Der Zustand der Hörigkeit ist
objektiv nicht nur aufgehoben wie ausgesetzt, sondern abgeschafft (GG Artikel
12, Artikel 2). Subsidiarität bezeichnet daher nie ein einfaches Verhältnis von
Mensch zu Mensch (GG Artikel 3). Das Moment der Unterordnung, welches im
Adjektiv subsidiär liegt, wird stattdessen im Amtsverhältnis (arbeitsrechtlich)

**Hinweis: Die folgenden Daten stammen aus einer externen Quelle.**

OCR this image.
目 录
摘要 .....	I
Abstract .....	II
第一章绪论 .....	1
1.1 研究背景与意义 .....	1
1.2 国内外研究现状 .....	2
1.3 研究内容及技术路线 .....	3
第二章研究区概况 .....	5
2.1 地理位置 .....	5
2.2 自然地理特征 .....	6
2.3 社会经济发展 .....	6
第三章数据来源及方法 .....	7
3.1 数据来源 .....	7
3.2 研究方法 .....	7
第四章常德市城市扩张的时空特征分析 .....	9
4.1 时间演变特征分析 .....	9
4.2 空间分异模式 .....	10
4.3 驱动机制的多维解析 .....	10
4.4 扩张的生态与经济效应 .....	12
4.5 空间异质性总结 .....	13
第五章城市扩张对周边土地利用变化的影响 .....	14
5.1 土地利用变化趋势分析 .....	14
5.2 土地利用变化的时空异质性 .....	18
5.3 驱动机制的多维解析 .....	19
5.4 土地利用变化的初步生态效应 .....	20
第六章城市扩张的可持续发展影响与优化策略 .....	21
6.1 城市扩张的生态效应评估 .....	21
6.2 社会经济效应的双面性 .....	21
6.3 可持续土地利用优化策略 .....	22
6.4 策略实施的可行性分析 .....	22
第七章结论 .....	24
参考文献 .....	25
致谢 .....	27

durch entsprechende Zuwendungen aufgewogen. Das ist das Verhältnis Arbeitgeber
– Person bzw. Dienstherrin – Amtsperson und daraus entsteht die subsidiäre
Konstellation. Das heißt Bürokratie als Beschäftigungszweig und
Tätigkeitsbereich. Das muss man klar von der Außenwirkung amtlichen Handelns
trennen können. Ausnahmen sind zulässig, sofern es um die Sicherheit, die
Unversehrtheit usw. der Öffentlichkeit oder Personen geht (zumeist im
speziellen Verständnis der Exekutive, woran gar nicht in erster Linie zu denken
war). Soweit muss und kann jeder Mitbürger, jede Mitbürgerin die Behörden
einschätzen. Im Falle des Zuwiderhandelns ist der (Amts-) Person die Kündigung
nahezulegen.
Eventuell mangelt es gar nicht an
einem freiheitlichen, demokratischen Selbstverständnis der Bevölkerung, wie man
in den allgegenwärtigen Medien-Diskussionen (Rassismus, Sexismus) oft hört oder
nahegelegt bekommt. Vielleicht ist die Bevölkerung gar nicht so unpolitisch
oder Politik verdrossen, wie oft behauptet wird (Wahlverhalten, Engagement).
Unter Umständen besitzt der Mensch sehr wohl ein intuitives Verständnis dafür,
wann man seine oder ihre Persönlichkeit kränkt, herabsetzt, verletzt,
beleidigt, nutzbar macht, in den Dreck tritt, durch den Kakao zieht, der
Lächerlichkeit preisgibt, dem Schwachsinn ausliefern will, der Hirnlosigkeit
aussetzt usw. Und dabei muss nicht mal ein spezielles juristisches Wissen
vorausgesetzt werden. Soll sich keine und keiner sagen lassen müssen, das hätte
ein Gesetzgeber, eine Gesetzgeberin so bestimmt. Es wäre schlicht eine Lüge.
Und haben wir das nötig, uns anlügen zu lassen?!